Бонвиль опять заволновался: скоро будет новое представление — сын Шанто все еще упрямится. Прошло две недели; всякий раз, как рыбаки встречали Лазаря, они неизменно спрашивали, почему он не начинает работ, может быть, не находит плотников? И Лазару в конце концов пришлось заняться волнорезами, уступив также и настояниям Полины, которая предпочитала найти ему занятие тут же, возле себя. Но он принялся за дело без одушевления, его побуждала только старая вражда к морю; Лазар надеялся теперь обуздать его. «Будет оно у меня лизать бонвильские утесы, как укрощенный зверь», — говорил он.
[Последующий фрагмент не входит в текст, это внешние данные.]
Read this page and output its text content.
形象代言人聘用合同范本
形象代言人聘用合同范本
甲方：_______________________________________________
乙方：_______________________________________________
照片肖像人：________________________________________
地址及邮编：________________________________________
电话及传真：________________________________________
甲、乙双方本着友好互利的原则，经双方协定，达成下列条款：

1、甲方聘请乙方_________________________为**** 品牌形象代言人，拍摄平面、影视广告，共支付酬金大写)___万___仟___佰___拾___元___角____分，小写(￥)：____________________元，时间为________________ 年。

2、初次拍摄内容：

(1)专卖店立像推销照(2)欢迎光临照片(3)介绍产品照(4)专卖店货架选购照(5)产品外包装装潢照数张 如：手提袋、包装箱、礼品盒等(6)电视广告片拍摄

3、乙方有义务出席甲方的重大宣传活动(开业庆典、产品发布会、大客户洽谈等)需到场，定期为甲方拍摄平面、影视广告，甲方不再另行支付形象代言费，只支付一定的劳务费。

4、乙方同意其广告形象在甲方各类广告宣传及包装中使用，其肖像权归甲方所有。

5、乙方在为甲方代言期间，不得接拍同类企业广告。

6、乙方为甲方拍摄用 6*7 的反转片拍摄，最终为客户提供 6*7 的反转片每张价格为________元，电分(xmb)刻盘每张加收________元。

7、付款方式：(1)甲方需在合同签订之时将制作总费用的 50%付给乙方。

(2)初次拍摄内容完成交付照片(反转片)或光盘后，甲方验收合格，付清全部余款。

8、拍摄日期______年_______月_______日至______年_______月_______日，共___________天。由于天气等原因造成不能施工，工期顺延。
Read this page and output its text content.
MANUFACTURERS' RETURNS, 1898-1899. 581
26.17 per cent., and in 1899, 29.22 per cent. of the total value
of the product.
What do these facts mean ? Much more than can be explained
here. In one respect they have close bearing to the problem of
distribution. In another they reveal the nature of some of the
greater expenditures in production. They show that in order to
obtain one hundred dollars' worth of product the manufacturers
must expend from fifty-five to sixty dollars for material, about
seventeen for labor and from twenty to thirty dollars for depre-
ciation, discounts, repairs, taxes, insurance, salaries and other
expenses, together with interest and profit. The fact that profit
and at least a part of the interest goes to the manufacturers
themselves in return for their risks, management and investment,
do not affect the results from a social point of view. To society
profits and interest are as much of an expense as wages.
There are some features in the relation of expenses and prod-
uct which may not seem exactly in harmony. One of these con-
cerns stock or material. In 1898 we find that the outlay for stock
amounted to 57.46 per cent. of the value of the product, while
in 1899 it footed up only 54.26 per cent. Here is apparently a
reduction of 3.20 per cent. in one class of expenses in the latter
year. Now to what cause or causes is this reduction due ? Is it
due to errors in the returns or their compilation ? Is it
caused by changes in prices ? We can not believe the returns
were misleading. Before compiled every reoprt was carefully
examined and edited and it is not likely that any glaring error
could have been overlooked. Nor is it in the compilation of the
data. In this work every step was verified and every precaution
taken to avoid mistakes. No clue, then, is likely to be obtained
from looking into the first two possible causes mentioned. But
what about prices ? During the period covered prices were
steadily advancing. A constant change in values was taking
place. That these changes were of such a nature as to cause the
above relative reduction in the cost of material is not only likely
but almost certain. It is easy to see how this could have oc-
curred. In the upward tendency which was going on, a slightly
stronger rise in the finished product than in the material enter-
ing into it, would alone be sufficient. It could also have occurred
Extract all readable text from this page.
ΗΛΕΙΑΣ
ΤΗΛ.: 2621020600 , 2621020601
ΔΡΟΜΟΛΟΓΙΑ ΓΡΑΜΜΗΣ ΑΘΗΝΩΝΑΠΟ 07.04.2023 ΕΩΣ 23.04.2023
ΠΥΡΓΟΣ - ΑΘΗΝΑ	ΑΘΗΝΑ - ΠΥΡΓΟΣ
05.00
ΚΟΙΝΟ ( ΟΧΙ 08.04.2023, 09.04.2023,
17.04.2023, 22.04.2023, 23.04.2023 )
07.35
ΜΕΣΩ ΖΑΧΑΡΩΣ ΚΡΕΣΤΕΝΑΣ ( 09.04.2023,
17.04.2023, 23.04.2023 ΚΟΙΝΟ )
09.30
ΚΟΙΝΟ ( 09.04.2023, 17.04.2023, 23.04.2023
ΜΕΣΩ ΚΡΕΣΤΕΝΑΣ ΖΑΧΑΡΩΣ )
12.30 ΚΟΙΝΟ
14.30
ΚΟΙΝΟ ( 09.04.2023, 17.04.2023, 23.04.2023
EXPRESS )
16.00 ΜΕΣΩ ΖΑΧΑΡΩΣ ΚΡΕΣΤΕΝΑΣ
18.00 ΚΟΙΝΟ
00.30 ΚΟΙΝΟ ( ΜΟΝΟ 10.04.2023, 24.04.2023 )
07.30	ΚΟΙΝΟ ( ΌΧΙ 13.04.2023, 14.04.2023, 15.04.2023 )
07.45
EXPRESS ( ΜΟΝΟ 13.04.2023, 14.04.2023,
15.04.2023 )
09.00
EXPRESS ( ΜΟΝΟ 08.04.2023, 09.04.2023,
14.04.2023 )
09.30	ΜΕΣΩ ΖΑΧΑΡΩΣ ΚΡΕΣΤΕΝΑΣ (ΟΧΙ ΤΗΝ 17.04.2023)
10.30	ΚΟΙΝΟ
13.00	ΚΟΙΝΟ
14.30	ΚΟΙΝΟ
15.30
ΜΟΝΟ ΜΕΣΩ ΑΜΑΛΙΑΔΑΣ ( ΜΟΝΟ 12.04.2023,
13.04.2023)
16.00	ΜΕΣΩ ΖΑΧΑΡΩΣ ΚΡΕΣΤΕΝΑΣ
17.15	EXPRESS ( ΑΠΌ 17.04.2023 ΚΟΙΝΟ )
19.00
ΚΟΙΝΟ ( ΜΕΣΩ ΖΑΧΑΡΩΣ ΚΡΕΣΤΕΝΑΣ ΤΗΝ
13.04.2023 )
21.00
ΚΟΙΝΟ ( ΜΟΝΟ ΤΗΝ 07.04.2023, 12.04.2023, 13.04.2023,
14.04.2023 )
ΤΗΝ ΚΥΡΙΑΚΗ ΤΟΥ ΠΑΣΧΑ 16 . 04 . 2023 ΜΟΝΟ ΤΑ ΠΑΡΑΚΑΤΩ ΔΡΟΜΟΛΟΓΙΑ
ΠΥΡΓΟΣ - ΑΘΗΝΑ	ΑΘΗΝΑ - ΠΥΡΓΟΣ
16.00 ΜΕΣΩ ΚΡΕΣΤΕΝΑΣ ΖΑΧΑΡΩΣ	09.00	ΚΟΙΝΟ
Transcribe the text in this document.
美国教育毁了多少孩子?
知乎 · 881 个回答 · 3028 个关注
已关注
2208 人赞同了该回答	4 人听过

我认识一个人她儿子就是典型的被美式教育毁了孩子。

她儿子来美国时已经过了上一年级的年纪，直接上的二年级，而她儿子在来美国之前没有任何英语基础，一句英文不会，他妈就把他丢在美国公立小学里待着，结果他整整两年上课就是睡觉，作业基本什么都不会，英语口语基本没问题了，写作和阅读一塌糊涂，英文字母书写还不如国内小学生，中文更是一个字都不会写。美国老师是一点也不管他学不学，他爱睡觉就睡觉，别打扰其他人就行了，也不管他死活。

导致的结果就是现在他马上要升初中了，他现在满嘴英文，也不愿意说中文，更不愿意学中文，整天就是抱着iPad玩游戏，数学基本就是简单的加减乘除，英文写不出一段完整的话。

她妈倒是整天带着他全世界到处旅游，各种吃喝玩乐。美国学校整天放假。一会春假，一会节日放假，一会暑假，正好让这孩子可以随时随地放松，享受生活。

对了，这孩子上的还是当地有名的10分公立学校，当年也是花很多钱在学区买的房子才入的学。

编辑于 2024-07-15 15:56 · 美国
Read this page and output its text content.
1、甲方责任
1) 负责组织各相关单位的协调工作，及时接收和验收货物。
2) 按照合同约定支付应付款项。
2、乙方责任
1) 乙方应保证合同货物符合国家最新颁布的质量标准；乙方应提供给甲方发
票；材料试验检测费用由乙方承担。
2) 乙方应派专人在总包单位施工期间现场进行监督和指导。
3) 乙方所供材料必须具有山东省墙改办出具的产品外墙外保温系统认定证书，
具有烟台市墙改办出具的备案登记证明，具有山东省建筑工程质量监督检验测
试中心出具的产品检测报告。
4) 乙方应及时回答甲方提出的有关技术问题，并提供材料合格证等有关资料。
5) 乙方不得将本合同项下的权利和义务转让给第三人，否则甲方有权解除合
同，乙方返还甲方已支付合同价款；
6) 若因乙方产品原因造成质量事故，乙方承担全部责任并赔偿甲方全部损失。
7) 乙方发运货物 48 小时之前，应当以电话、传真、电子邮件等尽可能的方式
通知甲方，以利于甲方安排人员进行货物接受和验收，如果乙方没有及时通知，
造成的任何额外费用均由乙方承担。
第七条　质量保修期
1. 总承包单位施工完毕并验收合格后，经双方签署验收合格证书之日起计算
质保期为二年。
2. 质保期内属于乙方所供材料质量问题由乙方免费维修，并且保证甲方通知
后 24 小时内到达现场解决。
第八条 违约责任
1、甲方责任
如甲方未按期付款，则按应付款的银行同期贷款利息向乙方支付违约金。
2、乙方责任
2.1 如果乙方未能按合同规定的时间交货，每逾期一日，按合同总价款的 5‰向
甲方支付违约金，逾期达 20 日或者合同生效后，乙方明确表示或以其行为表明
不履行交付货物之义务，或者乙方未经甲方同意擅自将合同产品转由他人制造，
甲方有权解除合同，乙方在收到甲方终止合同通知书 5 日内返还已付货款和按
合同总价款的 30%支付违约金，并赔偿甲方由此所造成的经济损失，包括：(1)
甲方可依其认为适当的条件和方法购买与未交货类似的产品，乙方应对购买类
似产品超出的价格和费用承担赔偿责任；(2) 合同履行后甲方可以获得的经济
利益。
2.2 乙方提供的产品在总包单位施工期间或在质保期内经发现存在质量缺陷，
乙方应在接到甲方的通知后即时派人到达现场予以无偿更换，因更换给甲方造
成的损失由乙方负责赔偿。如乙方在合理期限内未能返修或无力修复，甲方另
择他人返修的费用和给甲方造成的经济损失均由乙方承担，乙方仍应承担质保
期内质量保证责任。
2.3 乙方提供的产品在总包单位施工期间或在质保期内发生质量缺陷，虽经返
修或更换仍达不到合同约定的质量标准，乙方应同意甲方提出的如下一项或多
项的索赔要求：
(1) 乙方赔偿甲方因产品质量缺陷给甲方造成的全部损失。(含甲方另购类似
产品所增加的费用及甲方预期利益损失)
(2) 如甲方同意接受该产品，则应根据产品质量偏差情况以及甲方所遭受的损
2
Лазар снова засел за чертежи и расчеты. Он наново вычислил углы сопротивления и удвоил количество устоев. При этом расходы не должны были сильно увеличиться: он собирался использовать прежнее дерево. Плотник представил смету, составившую около четырех тысяч франков. Сумма была сравнительно небольшая, и Лазар согласился взять ее взаймы у Полины, — он уверен, сказал Лазар, что Генеральный совет департамента без возражений отпустит нужные деньги. Такая тактика даже казалась ему единственно разумной, ибо совет, конечно, не даст ни гроша, пока разбитые волнорезы будут валяться на берегу. Это решение вопроса немного подогрело его рвение, и работы пошли довольно бойко. Теперь Лазар был очень занят, он каждую неделю ездил в Кан для переговоров с префектом и с влиятельными членами совета. Когда уже кончали установку срубов, Лазар добился наконец от совета обещания прислать в Бонвиль инженера; осмотрев работы, он сделает доклад, на основании которого в совете решат вопрос о субсидии.
Инженер приехал и провел целый день в Бонвиле. Он оказался премиям человеком и охотно согласился после осмотра работ позавтракать у Шанто. Хозяева, из деликатности, не желая оказывать на него давления, не стали спрашивать его мнение о работах, но за столом инженер был так любезен с Полиной, что она начала верить в успех этого дела. Поэтому, когда Лазар две недели спустя вернулся из Кана, все были поражены и возмущены привезенными им известиями. Лазар задыхался от гнева. Этот фатоватый красавец-инженер сделал убийственный доклад! Он оставался таким же любезным, но при этом высмеивал каждую доску, каждую балку, употребляя невероятное количество технических терминов. Впрочем, этого и следовало ожидать: эти господа не допускают, чтобы кто-либо, кроме них, мог построить что-то для государства — даже крольчатник! Но хуже всего было то, что на основании доклада совет отказал Лазару в субсидии.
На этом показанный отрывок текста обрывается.